In the passion narrative in particular, Matthew is so close to Mark that there is no need to posit another additional source. Apparently the author of Matthew edited and adapted what he drew from Mark, adding a few items from popular tradition and early Christian apologetics, for example, about the death of Judas, about Pilate (washing his hands) and Mrs. Pilate (dreaming about Jesus’ innocence), and about guards placed at the tomb.
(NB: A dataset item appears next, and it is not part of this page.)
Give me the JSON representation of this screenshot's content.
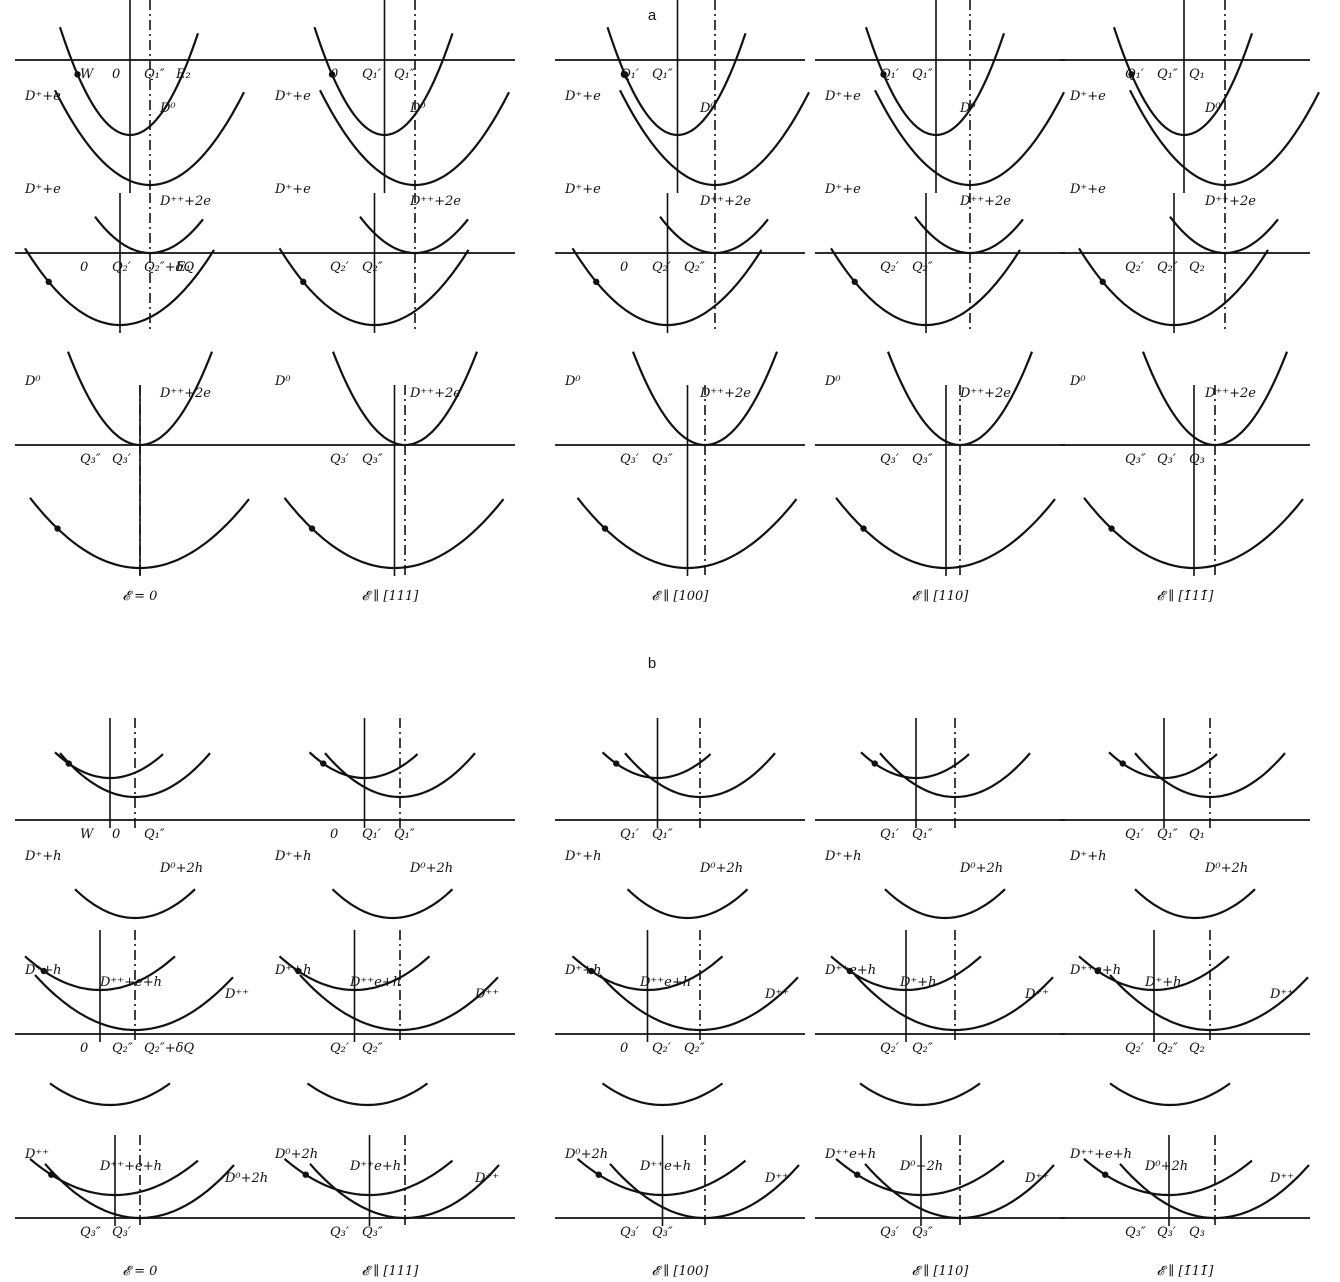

The interdependence of the canonical passion accounts is not a matter of great importance for the essays in this volume, for I am deliberately concentrating on the distinctive outlook offered by each evangelist and not on where the evangelist got his ideas. Nevertheless, a sequence in which Mark is placed first will give a clearer understanding of the passion to someone who reads the four Gospel essays consecutively. It seems then that nothing will be lost and something may be gained if I use the order Mark, Matthew, Luke, and John.